By AKIYOSHI ABE/ Staff Writer
January 17, 2022 at 17:57 JST
Public health officials in Tokyo’s Minato Ward make calls to COVID-19 patients at home in August 2021. (Yosuke Fukudome)
At least 202 people died of COVID-19 at their homes during the “fifth wave” of infections in August and September last year, the health ministry said, and a number of the deaths were preventable.
The Ministry of Health, Labor and Welfare had instructed prefectures to collect fifth-wave infection data from municipalities in December last year. The ministry announced the results at a Jan. 13 meeting of its experts’ panel on the COVID-19 pandemic.
A total of 132 people, or 65 percent of the 202, died when recovering from COVID-19 at their homes, while COVID-19 was confirmed in 70 people, or 35 percent, after their deaths at home.
Over half the 202 people, or 55 percent, were in their 50s or younger.
Three percent were in their 20s, 8 percent in their 30s, 16 percent in their 40s, 28 percent in their 50s, 18 percent in their 60s, and 27 percent in their 70s or older.
Sixty-nine percent, or 139 people, were male.
Around 66 percent of the 202 people had not received a single COVID-19 vaccine dose, while 9 percent had been jabbed once, and 6 percent were fully vaccinated with two doses.
The vaccine histories were unknown for 19 percent of the 202.
The ministry also collected data on COVID-19 symptoms shown by the 202 people immediately before their deaths.

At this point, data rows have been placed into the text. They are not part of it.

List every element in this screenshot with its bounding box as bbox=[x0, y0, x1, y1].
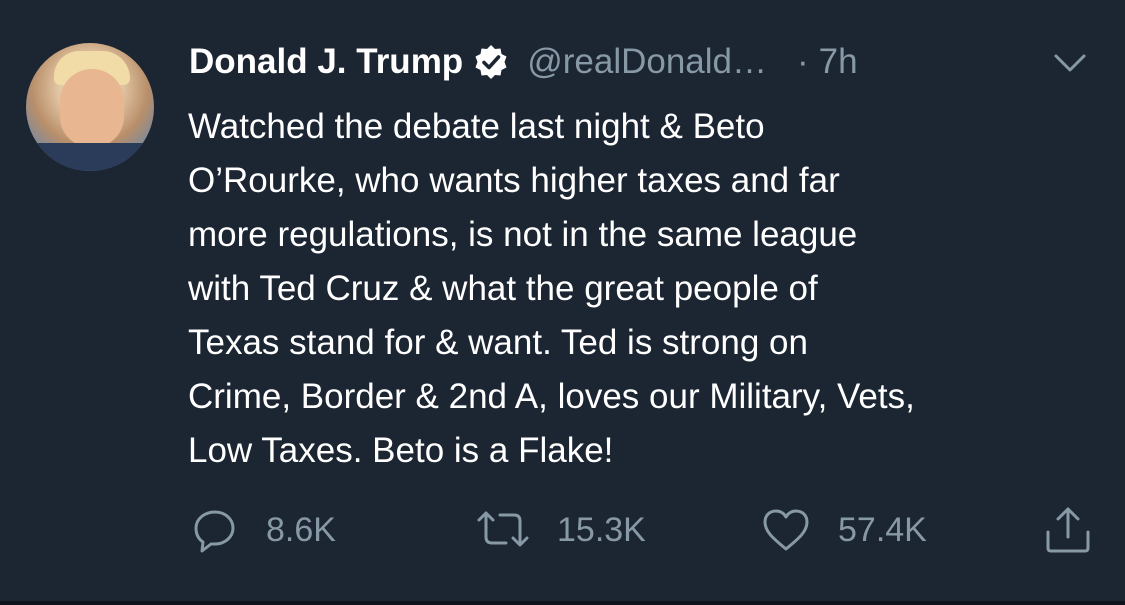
avatar-suit bbox=[26, 143, 154, 171]
like-count: 57.4K bbox=[838, 510, 927, 549]
tweet-text-line: with Ted Cruz & what the great people of bbox=[188, 269, 818, 308]
author-name[interactable]: Donald J. Trump bbox=[189, 42, 463, 82]
divider bbox=[0, 601, 1125, 605]
tweet-header: Donald J. Trump @realDonald… · 7h bbox=[189, 40, 858, 84]
avatar[interactable] bbox=[26, 43, 154, 171]
tweet-text-line: Low Taxes. Beto is a Flake! bbox=[188, 431, 614, 470]
tweet-text-line: O’Rourke, who wants higher taxes and far bbox=[188, 161, 840, 200]
verified-badge-icon bbox=[473, 44, 509, 80]
heart-icon bbox=[763, 509, 809, 551]
reply-count: 8.6K bbox=[266, 510, 336, 549]
tweet-text-line: Watched the debate last night & Beto bbox=[188, 107, 765, 146]
reply-icon bbox=[194, 510, 235, 553]
tweet-text-line: Crime, Border & 2nd A, loves our Militar… bbox=[188, 377, 915, 416]
reply-button[interactable]: 8.6K bbox=[190, 500, 336, 560]
share-icon bbox=[1046, 507, 1090, 553]
separator-dot: · bbox=[797, 42, 809, 81]
retweet-count: 15.3K bbox=[557, 510, 646, 549]
tweet-card[interactable]: Donald J. Trump @realDonald… · 7h Watche… bbox=[0, 0, 1125, 605]
like-button[interactable]: 57.4K bbox=[760, 500, 927, 560]
tweet-text-line: more regulations, is not in the same lea… bbox=[188, 215, 858, 254]
retweet-icon bbox=[477, 511, 529, 547]
share-button[interactable] bbox=[1043, 500, 1093, 560]
tweet-text-line: Texas stand for & want. Ted is strong on bbox=[188, 323, 808, 362]
retweet-button[interactable]: 15.3K bbox=[475, 500, 646, 560]
tweet-text: Watched the debate last night & Beto O’R… bbox=[188, 100, 1108, 478]
avatar-face bbox=[60, 69, 124, 147]
timestamp[interactable]: 7h bbox=[819, 42, 858, 82]
chevron-down-icon[interactable] bbox=[1052, 50, 1088, 76]
action-bar: 8.6K 15.3K 57.4K bbox=[0, 500, 1125, 560]
author-handle[interactable]: @realDonald… bbox=[527, 42, 767, 82]
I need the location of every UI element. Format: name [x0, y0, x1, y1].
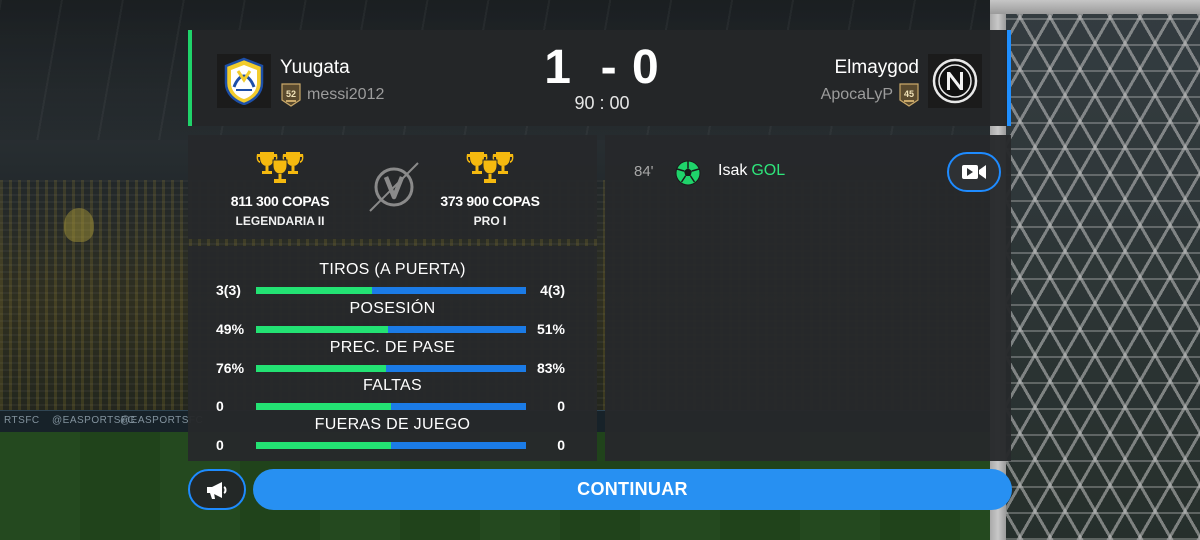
stat-label: TIROS (A PUERTA): [319, 261, 466, 278]
stat-bar-away: [372, 287, 526, 294]
stat-home-value: 3(3): [216, 282, 241, 298]
stat-bar: [256, 442, 526, 449]
match-time: 90 : 00: [574, 93, 630, 113]
away-username: ApocaLyP: [820, 86, 893, 103]
announce-button[interactable]: [188, 469, 246, 510]
napoli-crest-icon: [932, 58, 978, 104]
away-league: PRO I: [473, 214, 507, 228]
stat-bar: [256, 365, 526, 372]
stat-away-value: 0: [557, 398, 565, 414]
megaphone-icon: [207, 481, 227, 499]
stat-bar: [256, 326, 526, 333]
match-events-panel: 84' Isak GOL: [605, 135, 1011, 461]
stat-fouls: FALTAS 0 0: [188, 377, 597, 415]
away-team-crest: [928, 54, 982, 108]
trophy-icon: [256, 152, 304, 183]
match-score: 1 - 0: [544, 41, 660, 94]
stat-away-value: 0: [557, 437, 565, 453]
home-username: messi2012: [307, 86, 385, 103]
stat-bar: [256, 403, 526, 410]
stat-bar-away: [388, 326, 526, 333]
stat-pass-accuracy: PREC. DE PASE 76% 83%: [188, 339, 597, 377]
stat-away-value: 51%: [536, 321, 565, 337]
stat-bar-away: [391, 442, 526, 449]
stat-bar-away: [385, 365, 526, 372]
stat-home-value: 49%: [216, 321, 245, 337]
home-copas: 811 300 COPAS: [230, 193, 330, 209]
stat-home-value: 0: [216, 437, 224, 453]
stat-home-value: 0: [216, 398, 224, 414]
stat-bar-home: [256, 403, 391, 410]
event-type: GOL: [751, 162, 786, 179]
stat-away-value: 4(3): [540, 282, 565, 298]
stat-offsides: FUERAS DE JUEGO 0 0: [188, 416, 597, 454]
stat-bar-away: [391, 403, 526, 410]
away-level: 45: [903, 88, 914, 99]
leeds-crest-icon: [224, 57, 264, 105]
away-team-name: Elmaygod: [834, 57, 920, 78]
soccer-ball-icon: [675, 160, 701, 186]
stat-away-value: 83%: [536, 360, 565, 376]
v-versus-icon: [369, 162, 419, 212]
stat-bar-home: [256, 326, 389, 333]
away-copas: 373 900 COPAS: [440, 193, 540, 209]
stat-bar-home: [256, 287, 373, 294]
replay-video-button[interactable]: [947, 152, 1001, 192]
match-stats-panel: TIROS (A PUERTA) 3(3) 4(3) POSESIÓN 49% …: [188, 246, 597, 461]
home-level: 52: [285, 88, 296, 99]
stat-label: PREC. DE PASE: [329, 339, 456, 356]
home-trophies: 811 300 COPAS LEGENDARIA II: [215, 149, 345, 228]
away-level-badge: 45: [899, 83, 919, 107]
away-trophies: 373 900 COPAS PRO I: [425, 149, 555, 228]
stat-possession: POSESIÓN 49% 51%: [188, 300, 597, 338]
stat-label: FALTAS: [362, 377, 422, 394]
home-level-badge: 52: [281, 83, 301, 107]
trophy-icon: [466, 152, 514, 183]
stat-bar-home: [256, 442, 391, 449]
event-player: Isak: [718, 162, 748, 179]
stat-label: POSESIÓN: [349, 300, 436, 317]
stat-home-value: 76%: [216, 360, 245, 376]
video-camera-icon: [962, 165, 986, 179]
home-team-name: Yuugata: [280, 57, 350, 78]
stat-bar-home: [256, 365, 386, 372]
away-user-row: ApocaLyP 45: [821, 83, 919, 107]
continue-button[interactable]: CONTINUAR: [253, 469, 1012, 510]
event-description: Isak GOL: [718, 162, 785, 180]
stat-label: FUERAS DE JUEGO: [314, 416, 471, 433]
home-league: LEGENDARIA II: [235, 214, 325, 228]
stat-shots: TIROS (A PUERTA) 3(3) 4(3): [188, 261, 597, 299]
scoreboard-panel: Yuugata 52 messi2012 1 - 0 90 : 00 Elmay…: [188, 30, 1011, 126]
home-user-row: 52 messi2012: [281, 83, 384, 107]
trophies-panel: 811 300 COPAS LEGENDARIA II 373 900 COPA…: [188, 135, 597, 239]
home-team-crest: [217, 54, 271, 108]
stat-bar: [256, 287, 526, 294]
event-minute: 84': [634, 163, 654, 180]
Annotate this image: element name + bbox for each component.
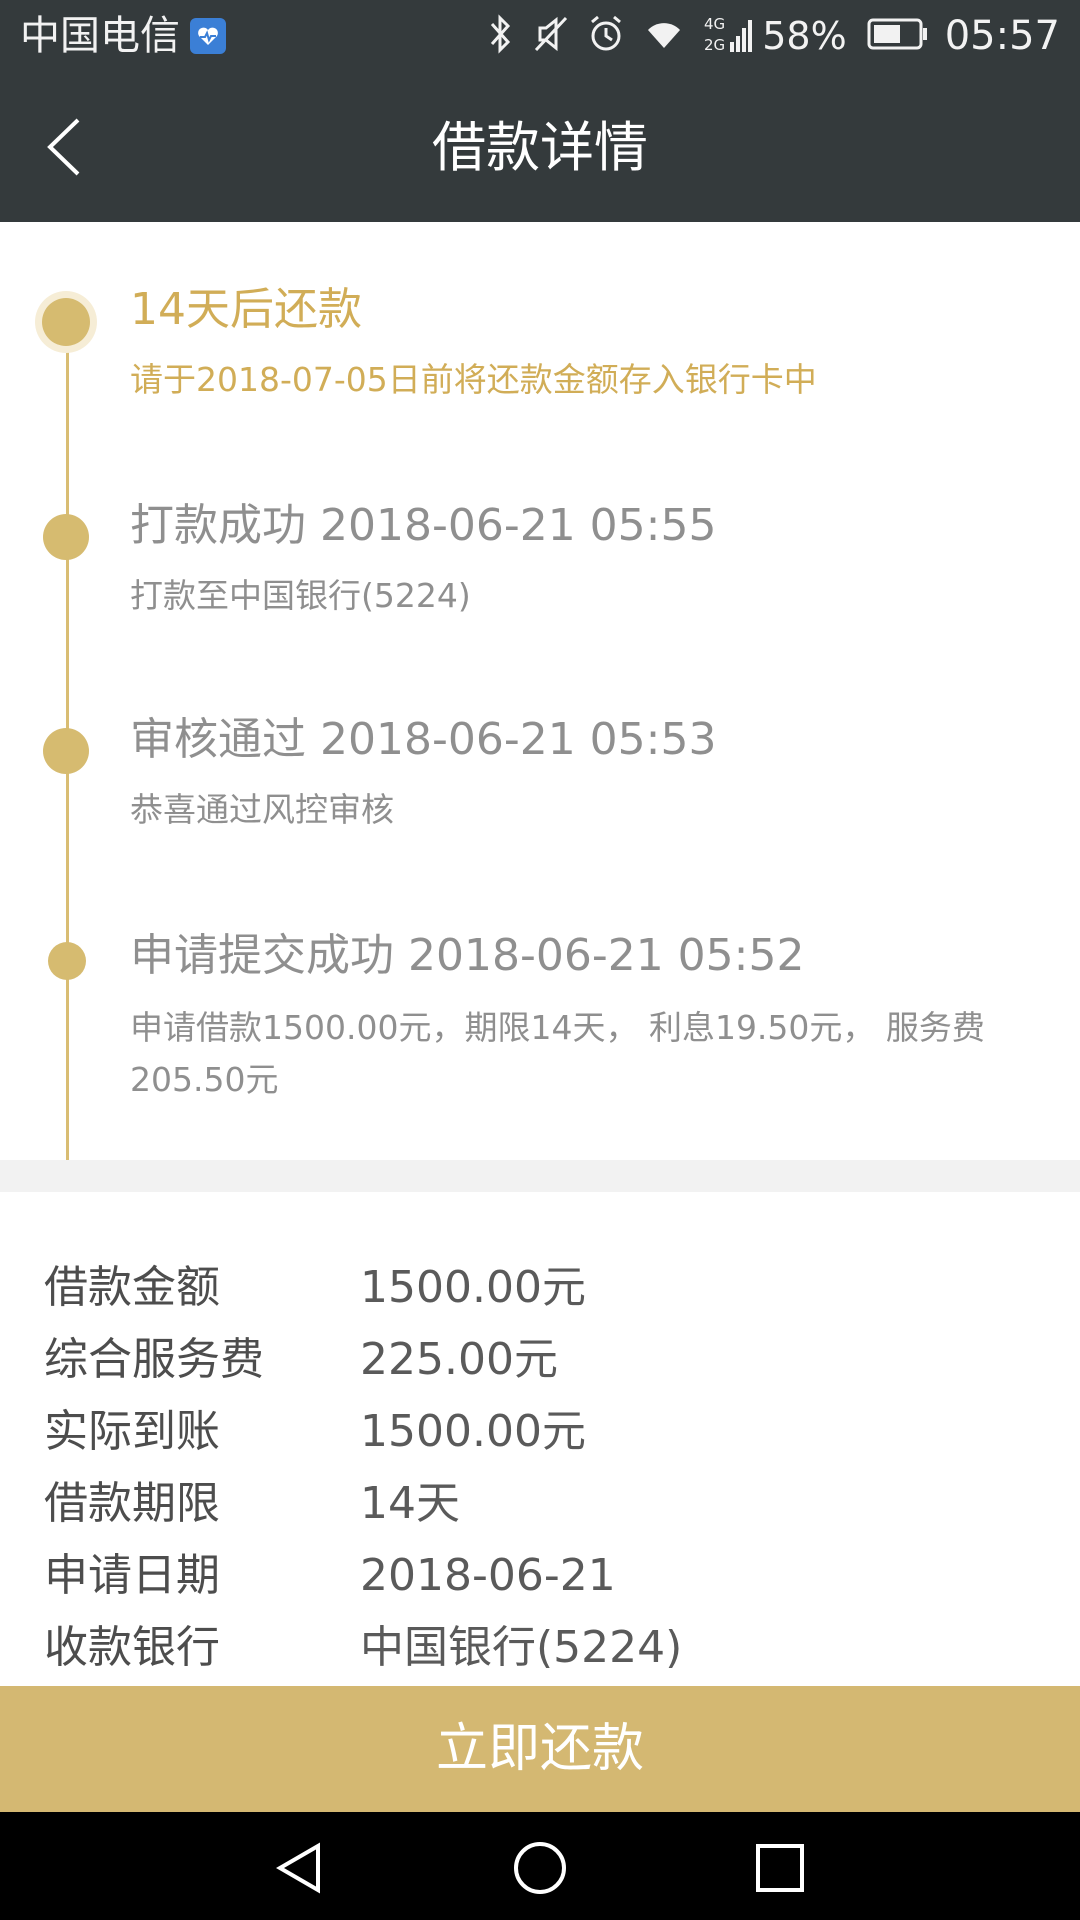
system-navigation-bar xyxy=(0,1812,1080,1920)
nav-recents-button[interactable] xyxy=(752,1840,808,1896)
health-icon xyxy=(190,18,226,54)
signal-icon: 4G 2G xyxy=(704,12,756,60)
detail-label: 申请日期 xyxy=(44,1550,220,1601)
detail-row-apply-date: 申请日期 2018-06-21 xyxy=(44,1540,1044,1612)
alarm-icon xyxy=(588,14,624,58)
detail-label: 借款期限 xyxy=(44,1478,220,1529)
detail-value: 1500.00元 xyxy=(360,1406,586,1457)
timeline-item-subtitle: 请于2018-07-05日前将还款金额存入银行卡中 xyxy=(130,360,817,399)
detail-row-term: 借款期限 14天 xyxy=(44,1468,1044,1540)
timeline-item-subtitle: 打款至中国银行(5224) xyxy=(130,576,471,615)
nav-back-button[interactable] xyxy=(272,1840,328,1896)
detail-value: 14天 xyxy=(360,1478,460,1529)
detail-row-bank: 收款银行 中国银行(5224) xyxy=(44,1612,1044,1684)
loan-details: 借款金额 1500.00元 综合服务费 225.00元 实际到账 1500.00… xyxy=(0,1192,1080,1686)
wifi-icon xyxy=(644,14,684,58)
battery-percentage: 58% xyxy=(762,14,847,58)
timeline-item-title: 打款成功 2018-06-21 05:55 xyxy=(130,500,717,551)
detail-value: 1500.00元 xyxy=(360,1262,586,1313)
status-bar: 中国电信 4G 2G 58% 05:57 xyxy=(0,0,1080,72)
timeline-item-subtitle: 申请借款1500.00元，期限14天， 利息19.50元， 服务费205.50元 xyxy=(130,1008,985,1099)
detail-label: 综合服务费 xyxy=(44,1334,264,1385)
status-icons: 4G 2G 58% 05:57 xyxy=(466,10,1060,62)
detail-label: 借款金额 xyxy=(44,1262,220,1313)
repay-now-button[interactable]: 立即还款 xyxy=(0,1686,1080,1812)
svg-text:2G: 2G xyxy=(704,36,725,54)
clock: 05:57 xyxy=(944,13,1060,59)
detail-value: 2018-06-21 xyxy=(360,1550,616,1601)
page-title: 借款详情 xyxy=(432,116,648,179)
timeline-dot xyxy=(43,728,89,774)
timeline-item-title: 14天后还款 xyxy=(130,284,362,335)
timeline-dot-current xyxy=(42,298,90,346)
detail-value: 225.00元 xyxy=(360,1334,558,1385)
carrier-name: 中国电信 xyxy=(20,13,180,59)
timeline-dot xyxy=(48,942,86,980)
loan-timeline: 14天后还款 请于2018-07-05日前将还款金额存入银行卡中 打款成功 20… xyxy=(0,222,1080,1182)
svg-text:4G: 4G xyxy=(704,15,725,33)
detail-label: 实际到账 xyxy=(44,1406,220,1457)
triangle-back-icon xyxy=(276,1842,320,1894)
timeline-dot xyxy=(43,514,89,560)
section-divider xyxy=(0,1160,1080,1192)
mute-icon xyxy=(534,14,568,58)
nav-home-button[interactable] xyxy=(512,1840,568,1896)
circle-home-icon xyxy=(514,1842,566,1894)
bluetooth-icon xyxy=(486,14,514,58)
battery-icon xyxy=(867,17,929,55)
detail-row-loan-amount: 借款金额 1500.00元 xyxy=(44,1252,1044,1324)
detail-row-service-fee: 综合服务费 225.00元 xyxy=(44,1324,1044,1396)
timeline-item-title: 审核通过 2018-06-21 05:53 xyxy=(130,714,717,765)
detail-row-received: 实际到账 1500.00元 xyxy=(44,1396,1044,1468)
timeline-item-title: 申请提交成功 2018-06-21 05:52 xyxy=(130,930,805,981)
detail-label: 收款银行 xyxy=(44,1622,220,1673)
title-bar: 借款详情 xyxy=(0,72,1080,222)
detail-value: 中国银行(5224) xyxy=(360,1622,683,1673)
timeline-item-subtitle: 恭喜通过风控审核 xyxy=(130,790,394,829)
square-recents-icon xyxy=(756,1844,804,1892)
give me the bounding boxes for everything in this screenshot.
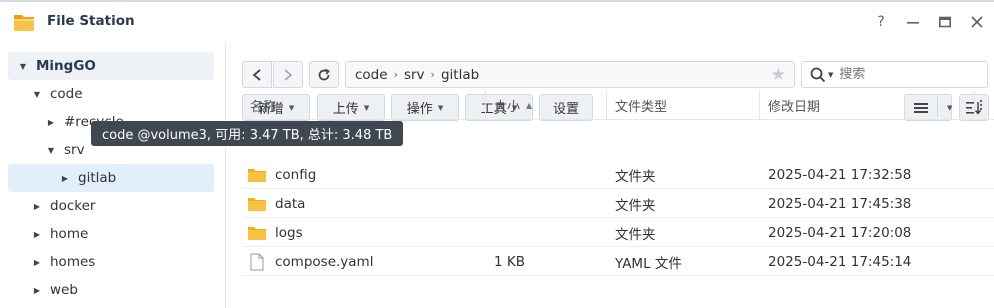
title-bar: File Station ? xyxy=(0,2,994,42)
chevron-left-icon xyxy=(252,68,261,81)
file-type: 文件夹 xyxy=(615,197,656,214)
close-icon xyxy=(971,16,983,28)
folder-icon xyxy=(248,226,266,240)
table-row[interactable]: config 文件夹 2025-04-21 17:32:58 xyxy=(242,160,994,189)
favorite-star-icon[interactable]: ★ xyxy=(771,65,786,85)
search-options-caret-icon[interactable]: ▼ xyxy=(828,71,833,79)
search-input[interactable] xyxy=(839,67,970,82)
file-modified: 2025-04-21 17:20:08 xyxy=(768,224,912,241)
file-name: config xyxy=(275,166,317,183)
file-name: data xyxy=(275,195,306,212)
folder-icon xyxy=(248,168,266,182)
table-row[interactable]: logs 文件夹 2025-04-21 17:20:08 xyxy=(242,218,994,247)
table-row[interactable]: data 文件夹 2025-04-21 17:45:38 xyxy=(242,189,994,218)
table-row[interactable]: compose.yaml 1 KB YAML 文件 2025-04-21 17:… xyxy=(242,247,994,276)
path-segment-code[interactable]: code xyxy=(355,67,388,83)
column-header-type[interactable]: 文件类型 xyxy=(607,90,760,120)
window-title: File Station xyxy=(47,13,135,29)
path-segment-srv[interactable]: srv xyxy=(404,67,425,83)
file-modified: 2025-04-21 17:45:14 xyxy=(768,253,912,270)
file-list-header: 名称 大小 ▲ 文件类型 修改日期 xyxy=(242,90,994,120)
sort-ascending-icon: ▲ xyxy=(526,100,533,110)
file-modified: 2025-04-21 17:45:38 xyxy=(768,195,912,212)
path-segment-gitlab[interactable]: gitlab xyxy=(441,67,479,83)
search-box[interactable]: ▼ xyxy=(801,61,988,88)
forward-button[interactable] xyxy=(273,61,303,88)
column-header-size[interactable]: 大小 ▲ xyxy=(486,90,607,120)
file-station-window: File Station ? ▼ MingGO ▼ code ▶ #recycl… xyxy=(0,0,994,308)
more-vertical-icon xyxy=(979,99,983,111)
maximize-button[interactable] xyxy=(935,12,955,32)
help-button[interactable]: ? xyxy=(871,12,891,32)
file-type: YAML 文件 xyxy=(615,255,682,272)
column-menu-button[interactable] xyxy=(975,90,994,120)
minimize-icon xyxy=(907,22,919,24)
file-modified: 2025-04-21 17:32:58 xyxy=(768,166,912,183)
minimize-button[interactable] xyxy=(903,12,923,32)
file-type: 文件夹 xyxy=(615,226,656,243)
folder-icon xyxy=(248,197,266,211)
volume-tooltip: code @volume3, 可用: 3.47 TB, 总计: 3.48 TB xyxy=(91,121,404,146)
column-header-name[interactable]: 名称 xyxy=(242,90,486,120)
file-size: 1 KB xyxy=(494,253,525,270)
file-name: logs xyxy=(275,224,303,241)
refresh-icon xyxy=(318,68,330,80)
close-button[interactable] xyxy=(967,12,987,32)
back-button[interactable] xyxy=(242,61,272,88)
refresh-button[interactable] xyxy=(309,61,339,88)
maximize-icon xyxy=(939,16,951,28)
file-station-app-icon xyxy=(14,15,34,31)
file-type: 文件夹 xyxy=(615,168,656,185)
search-icon xyxy=(810,67,826,82)
path-bar[interactable]: code › srv › gitlab ★ xyxy=(345,61,795,88)
path-separator: › xyxy=(393,68,398,81)
path-separator: › xyxy=(430,68,435,81)
file-name: compose.yaml xyxy=(275,253,374,270)
column-header-modified[interactable]: 修改日期 xyxy=(760,90,975,120)
file-icon xyxy=(250,253,264,270)
chevron-right-icon xyxy=(284,68,293,81)
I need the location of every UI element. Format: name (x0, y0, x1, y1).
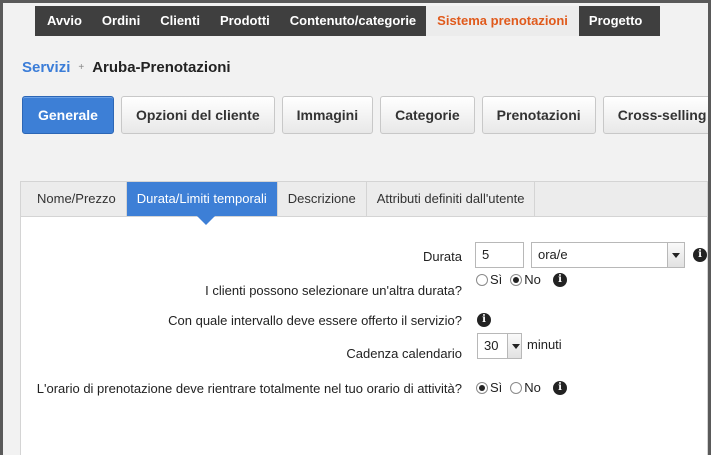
breadcrumb-servizi-link[interactable]: Servizi (22, 59, 70, 76)
tab-prenotazioni[interactable]: Prenotazioni (481, 96, 596, 134)
subtab-descrizione[interactable]: Descrizione (278, 182, 367, 216)
breadcrumb: Servizi + Aruba-Prenotazioni (22, 58, 231, 76)
breadcrumb-current: Aruba-Prenotazioni (92, 58, 231, 76)
info-icon[interactable]: i (693, 248, 707, 262)
orario-si-radio[interactable] (476, 381, 488, 394)
content-panel: Nome/Prezzo Durata/Limiti temporali Desc… (20, 181, 708, 455)
nav-clienti[interactable]: Clienti (150, 6, 210, 36)
orario-no-label: No (524, 380, 541, 395)
info-icon[interactable]: i (553, 273, 567, 287)
intervallo-label: Con quale intervallo deve essere offerto… (168, 313, 462, 328)
altra-durata-radios: Sì No (476, 272, 549, 287)
subtab-durata-limiti-temporali[interactable]: Durata/Limiti temporali (126, 182, 278, 225)
tab-generale[interactable]: Generale (22, 96, 114, 134)
info-icon[interactable]: i (477, 313, 491, 327)
durata-unit-value: ora/e (538, 247, 568, 262)
sub-tabs: Nome/Prezzo Durata/Limiti temporali Desc… (21, 182, 707, 225)
chevron-down-icon (667, 243, 684, 267)
cadenza-unit: minuti (527, 337, 562, 352)
durata-unit-select[interactable]: ora/e (531, 242, 685, 268)
nav-sistema-prenotazioni[interactable]: Sistema prenotazioni (426, 6, 579, 36)
orario-si-label: Sì (490, 380, 503, 395)
durata-label: Durata (422, 249, 462, 264)
cadenza-label: Cadenza calendario (346, 346, 462, 361)
subtab-durata-label: Durata/Limiti temporali (136, 191, 267, 206)
top-navigation: Avvio Ordini Clienti Prodotti Contenuto/… (3, 3, 708, 36)
app-window: Avvio Ordini Clienti Prodotti Contenuto/… (0, 0, 711, 455)
chevron-down-icon (507, 334, 521, 358)
orario-radios: Sì No (476, 380, 549, 395)
durata-input[interactable]: 5 (475, 242, 524, 268)
subtab-nome-prezzo[interactable]: Nome/Prezzo (21, 182, 127, 216)
info-icon[interactable]: i (553, 381, 567, 395)
main-tabs: Generale Opzioni del cliente Immagini Ca… (22, 96, 708, 134)
nav-prodotti[interactable]: Prodotti (210, 6, 280, 36)
orario-no-radio[interactable] (510, 381, 523, 394)
altra-durata-no-radio[interactable] (510, 273, 523, 286)
cadenza-select[interactable]: 30 (477, 333, 522, 359)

Thirty-seven percent of them had mild symptoms or were asymptomatic, while 3 percent were showing moderate symptoms, in which they suffered from low oxygen saturation levels in their blood due to pneumonia.
Two percent of them were in serious condition, requiring ventilators or treatment in intensive care units.
For 58 percent of them, the symptoms just before their deaths were not known.
According to the data collected, public health offices and others could not conduct proper health observations of some of these people before they died. Public health offices at that time were under such enormous pressure from the wave of infections that health checks of at-home COVID-19 patients were often delayed.
In one case, a COVID-19 patient at home did not answer a call from a public health official for a health observation. The patient was found dead when the official went to the person’s home.
In another case, the public health office faced delays in locating a COVID-19 patient because that person was not at his or her home address.
And in another case, a hospital failed to inform a public health office that a patient had tested positive for COVID-19, so no health observations were conducted on that individual.
One patient was deemed not in need of hospitalization because of a lack of data on his or her oxygen saturation levels. That information was missing because the individual couldn’t use the pulse oximeter provided by local authorities at home.
Another patient went into cardiac arrest during the several hours it took to find a hospital with an available bed.
In other cases, the patients’ own decisions may have contributed to their deaths.
For example, one patient chose to recover at home, even though a public health office told the person to be hospitalized or to recuperate at a designated accommodation facility.
Another patient did not contact a public health office after a DIY antigen test returned a positive result.
The total number of deaths due to COVID-19 reported from Aug. 1 to Sep. 30 was almost 2,500.
The Delta variant of COVID-19, which spread in the fifth wave, was more likely to cause pneumonia even among younger people.
According to the Tokyo metropolitan government, 85 percent of the capital’s residents in their 70s or older were fully vaccinated by the end of August last year, meaning many older residents were protected by the vaccine’s ability to prevent infections or serious symptoms.
A smaller portion of younger residents in Tokyo were fully vaccinated by the end of August, including only around 40 percent of those in their 50s, according to the metropolitan government.